I ran Google pagespeed and it suggests compressing my .js and .css
Eliminate render-blocking JavaScript and CSS in above-the-fold content
Show how to fix
Enable compression
Compressing resources with gzip or deflate can reduce the number of bytes sent over the network.
Enable compression for the following resources to reduce their transfer size by 210.9KiB (68% reduction).
Compressing http://xx.com/content/bundles/js.min.js could save 157.3KiB (65% reduction).
Compressing http://xx.com/content/bundles/css.min.css could save 35.5KiB (79% reduction).
Compressing http://xx.com/ could save 18.1KiB (79% reduction).
During my publish I have a step that uses Windows Powershell to move a .js and .css mimified bundle to S3 and this goes to cloudfront.
Is there some step I could add in the PowerShell script that would compress the .js and .css files?
Also once the files are compressed then do I have to do anything more than change the name so as to tell my browser that it will need to try and accept a gzip file?
You can add to your upload script the needed code to gzip compress the files.
Some example code could be this:
function Gzip-FileSimple
{
param
(
[String]$inFile = $(throw "Gzip-File: No filename specified"),
[String]$outFile = $($inFile + ".gz"),
[switch]$delete # Delete the original file
)
trap
{
Write-Host "Received an exception: $_. Exiting."
break
}
if (! (Test-Path $inFile))
{
"Input file $inFile does not exist."
exit 1
}
Write-Host "Compressing $inFile to $outFile."
$input = New-Object System.IO.FileStream $inFile, ([IO.FileMode]::Open), ([IO.FileAccess]::Read), ([IO.FileShare]::Read)
$buffer = New-Object byte[]($input.Length)
$byteCount = $input.Read($buffer, 0, $input.Length)
if ($byteCount -ne $input.Length)
{
$input.Close()
Write-Host "Failure reading $inFile."
exit 2
}
$input.Close()
$output = New-Object System.IO.FileStream $outFile, ([IO.FileMode]::Create), ([IO.FileAccess]::Write), ([IO.FileShare]::None)
$gzipStream = New-Object System.IO.Compression.GzipStream $output, ([IO.Compression.CompressionMode]::Compress)
$gzipStream.Write($buffer, 0, $buffer.Length)
$gzipStream.Close()
$output.Close()
if ($delete)
{
Remove-Item $inFile
}
}
From this site: Gzip creation in Powershell
Powershell community extensions has a scriptlet for gZipping files, and it's very easy to use:
Write-Gzip foo.js #will create foo.js.gz
mv foo.js.gz foo.js -Force
You don't have to rename your files, just add a Content-Encoding
header and set it to gzip
.
Since Amazon S3 is intended to only serve static files, it doesn't compress files (assets), that's why you need to compress them by yourself:
Compress your .js and .css with gzip: I don't know about howto with PowerShell, but I do with Python, I suggest to make a python deployment script (even better a fabfile) and integrate the compression and push code on it.

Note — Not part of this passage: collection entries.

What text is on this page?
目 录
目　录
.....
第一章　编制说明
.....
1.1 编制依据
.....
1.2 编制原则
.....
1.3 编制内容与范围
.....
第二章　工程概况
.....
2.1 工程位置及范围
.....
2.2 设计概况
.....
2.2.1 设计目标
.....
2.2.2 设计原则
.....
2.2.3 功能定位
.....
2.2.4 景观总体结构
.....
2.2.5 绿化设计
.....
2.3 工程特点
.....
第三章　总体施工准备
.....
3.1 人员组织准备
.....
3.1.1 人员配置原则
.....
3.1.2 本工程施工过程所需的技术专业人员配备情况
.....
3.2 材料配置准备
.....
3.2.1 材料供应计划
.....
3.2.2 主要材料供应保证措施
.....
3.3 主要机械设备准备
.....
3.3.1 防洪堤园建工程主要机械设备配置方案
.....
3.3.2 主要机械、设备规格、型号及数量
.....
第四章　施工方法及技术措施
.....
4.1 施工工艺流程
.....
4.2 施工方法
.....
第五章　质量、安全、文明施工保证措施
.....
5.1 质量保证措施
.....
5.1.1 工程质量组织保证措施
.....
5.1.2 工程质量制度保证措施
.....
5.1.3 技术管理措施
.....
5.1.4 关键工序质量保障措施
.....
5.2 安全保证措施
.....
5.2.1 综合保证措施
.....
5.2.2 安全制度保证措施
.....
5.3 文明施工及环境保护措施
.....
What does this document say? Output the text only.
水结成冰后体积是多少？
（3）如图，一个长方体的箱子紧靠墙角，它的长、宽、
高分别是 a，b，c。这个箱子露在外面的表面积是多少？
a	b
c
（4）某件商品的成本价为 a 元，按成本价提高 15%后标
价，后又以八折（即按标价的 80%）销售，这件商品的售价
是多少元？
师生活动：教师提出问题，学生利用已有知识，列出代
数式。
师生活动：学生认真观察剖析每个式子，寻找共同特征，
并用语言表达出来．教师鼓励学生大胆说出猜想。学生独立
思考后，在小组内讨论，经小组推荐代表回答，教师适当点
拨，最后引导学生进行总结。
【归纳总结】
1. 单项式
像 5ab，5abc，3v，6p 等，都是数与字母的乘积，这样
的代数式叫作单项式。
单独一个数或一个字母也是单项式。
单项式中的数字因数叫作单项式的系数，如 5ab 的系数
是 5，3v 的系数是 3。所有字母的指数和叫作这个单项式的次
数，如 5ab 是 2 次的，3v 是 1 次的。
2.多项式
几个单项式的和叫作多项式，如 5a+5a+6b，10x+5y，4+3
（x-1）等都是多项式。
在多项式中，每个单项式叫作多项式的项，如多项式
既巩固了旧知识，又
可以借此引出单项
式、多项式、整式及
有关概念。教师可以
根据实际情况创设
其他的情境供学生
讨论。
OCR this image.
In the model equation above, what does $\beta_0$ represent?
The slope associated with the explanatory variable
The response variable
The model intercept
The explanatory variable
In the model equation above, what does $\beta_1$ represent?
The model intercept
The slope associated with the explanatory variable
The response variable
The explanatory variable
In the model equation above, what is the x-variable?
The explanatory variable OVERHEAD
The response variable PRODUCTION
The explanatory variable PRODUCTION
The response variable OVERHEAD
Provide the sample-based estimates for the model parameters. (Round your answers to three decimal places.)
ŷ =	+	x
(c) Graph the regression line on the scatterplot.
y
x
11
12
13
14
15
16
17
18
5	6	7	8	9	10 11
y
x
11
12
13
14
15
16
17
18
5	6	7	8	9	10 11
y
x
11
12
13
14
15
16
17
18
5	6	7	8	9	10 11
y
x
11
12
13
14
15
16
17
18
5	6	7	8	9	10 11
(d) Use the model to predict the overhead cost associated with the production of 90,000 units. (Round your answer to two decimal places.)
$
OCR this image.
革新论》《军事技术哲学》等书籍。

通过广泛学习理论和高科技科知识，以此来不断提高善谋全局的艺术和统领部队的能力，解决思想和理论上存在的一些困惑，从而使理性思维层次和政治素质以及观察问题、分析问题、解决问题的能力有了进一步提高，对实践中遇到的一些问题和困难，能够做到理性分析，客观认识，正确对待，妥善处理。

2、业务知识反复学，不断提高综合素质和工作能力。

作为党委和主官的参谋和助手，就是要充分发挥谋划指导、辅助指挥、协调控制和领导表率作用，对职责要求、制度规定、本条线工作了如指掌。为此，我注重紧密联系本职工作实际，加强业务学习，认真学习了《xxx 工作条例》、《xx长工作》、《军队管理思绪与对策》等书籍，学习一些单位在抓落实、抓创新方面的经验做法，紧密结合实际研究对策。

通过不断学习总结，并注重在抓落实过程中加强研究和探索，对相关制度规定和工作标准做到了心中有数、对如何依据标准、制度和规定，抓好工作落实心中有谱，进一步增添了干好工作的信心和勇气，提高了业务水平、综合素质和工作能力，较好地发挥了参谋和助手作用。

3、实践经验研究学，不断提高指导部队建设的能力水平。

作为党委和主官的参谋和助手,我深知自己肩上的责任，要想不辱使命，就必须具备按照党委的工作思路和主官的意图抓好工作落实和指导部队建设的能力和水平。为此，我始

"Also once the files are compressed then do I have to do anything more than change the name so as to tell my browser that it will need to try and accept a gzip file?" : Good Questions ! It is not necessary to change the name of the compressed file, I suggest to don't rename. However, you:
MUST set also the header "Content-Encoding:gzip" otherwise browsers will not know the file.
Must set the headers 'Content-Type': type (type = 'application/javascript' or 'text/css')
Must set the header 'x-amz-acl': 'public-read': to make it public accessible.
I suggest also to set the header "Cache-Control:max-age=TIME" (example: TIME=31104000, for 360 days): To help browsers caching it (Better performance)
This will work whether served from origin or with cloudfront. But remember, if you serve them with cloudfront, You will need to invalidate all the files after each push, otherwise the old version will live up to 24 hours from the push. Hope this helps, I can provide a python solution if needed.